Schmidt and Reimer are part of the UFFW L867 IAFF union, and president Tom Bilous had this to say of the two firefighters:
“Firstly, on behalf of our 1500 UFFW members, I can say that we are all extremely pleased that Brother Schmidt and Brother Reimer are recovering well! Everyone is relieved to learn that they are both on the road to good health and should be returning to the job soon. Secondly, this noble and selfless act that has occurred here, really is in keeping with what are some true core values of firefighters. Courage and always having each other’s backs. They truly exemplify both. We are very proud of these guys. Theirs is an amazing story that will now bond them well beyond any uniform. They are part of our extended fire fighting family. We absolutely look forward to having them on the rigs with us and wish them long healthy careers doing what they love.”
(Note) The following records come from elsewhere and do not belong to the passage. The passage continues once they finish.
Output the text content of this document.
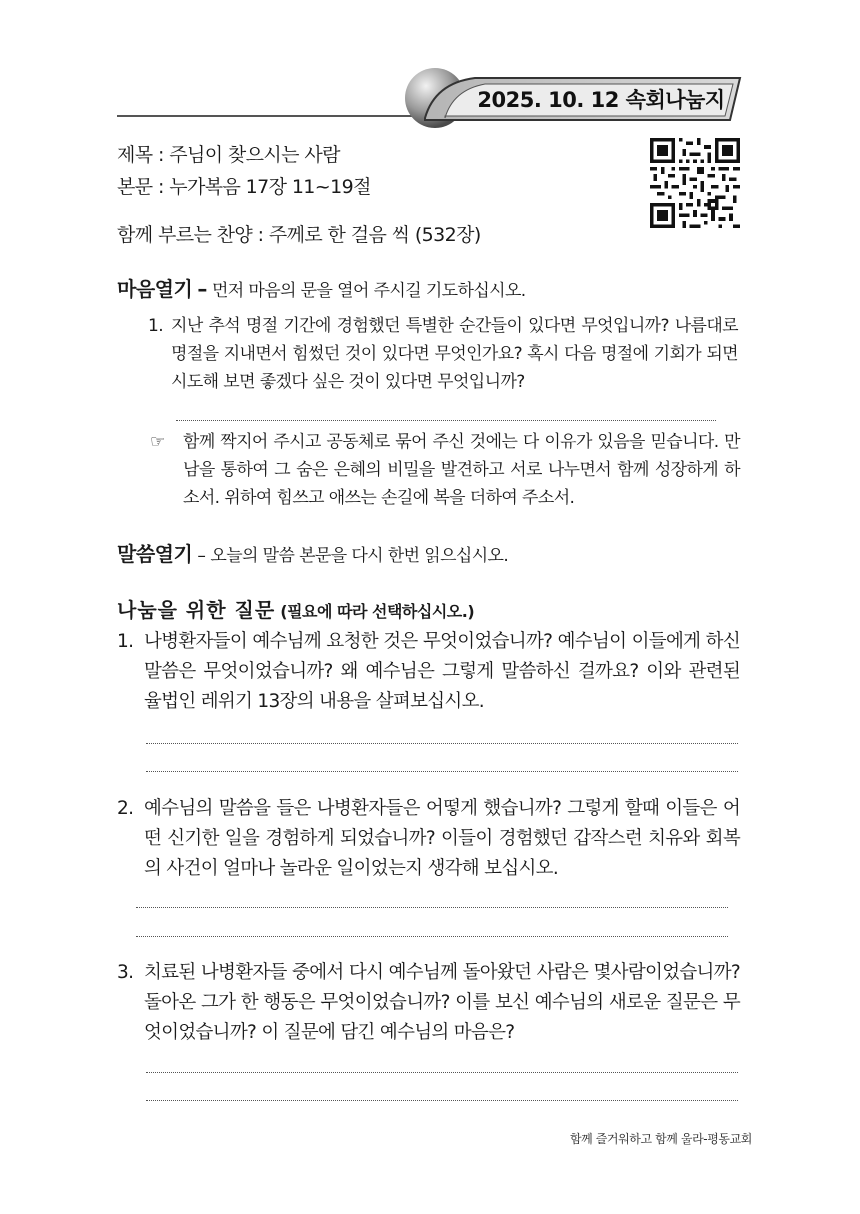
2025. 10. 12 속회나눔지
제목 : 주님이 찾으시는 사람
본문 : 누가복음 17장 11~19절
함께 부르는 찬양 : 주께로 한 걸음 씩 (532장)
마음열기 – 먼저 마음의 문을 열어 주시길 기도하십시오.
1. 지난 추석 명절 기간에 경험했던 특별한 순간들이 있다면 무엇입니까? 나름대로 명절을 지내면서 힘썼던 것이 있다면 무엇인가요? 혹시 다음 명절에 기회가 되면 시도해 보면 좋겠다 싶은 것이 있다면 무엇입니까?
☞ 함께 짝지어 주시고 공동체로 묶어 주신 것에는 다 이유가 있음을 믿습니다. 만남을 통하여 그 숨은 은혜의 비밀을 발견하고 서로 나누면서 함께 성장하게 하소서. 위하여 힘쓰고 애쓰는 손길에 복을 더하여 주소서.
말씀열기 – 오늘의 말씀 본문을 다시 한번 읽으십시오.
나눔을 위한 질문 (필요에 따라 선택하십시오.)
1. 나병환자들이 예수님께 요청한 것은 무엇이었습니까? 예수님이 이들에게 하신 말씀은 무엇이었습니까? 왜 예수님은 그렇게 말씀하신 걸까요? 이와 관련된 율법인 레위기 13장의 내용을 살펴보십시오.
2. 예수님의 말씀을 들은 나병환자들은 어떻게 했습니까? 그렇게 할때 이들은 어떤 신기한 일을 경험하게 되었습니까? 이들이 경험했던 갑작스런 치유와 회복의 사건이 얼마나 놀라운 일이었는지 생각해 보십시오.
3. 치료된 나병환자들 중에서 다시 예수님께 돌아왔던 사람은 몇사람이었습니까? 돌아온 그가 한 행동은 무엇이었습니까? 이를 보신 예수님의 새로운 질문은 무엇이었습니까? 이 질문에 담긴 예수님의 마음은?
함께 즐거워하고 함께 울라-평동교회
Part of Schmidt’s journey has also been to spread awareness about organ donation. In 2020 he was interviewed by CBC News on the long wait times facing people needing kidneys in Manitoba. The WFPS Fire Chief Christian Schmidt [no relation], said “It never ceases to amaze me how often we see our first responders taking care of each other. The Winnipeg Fire Paramedic Service as a whole has amazing people, and this is just another example of the commitment our members have to one another. Kyle and Russ exemplify this commitment and their actions now will now increase public awareness on organ donation, most certainly helping to save more lives.”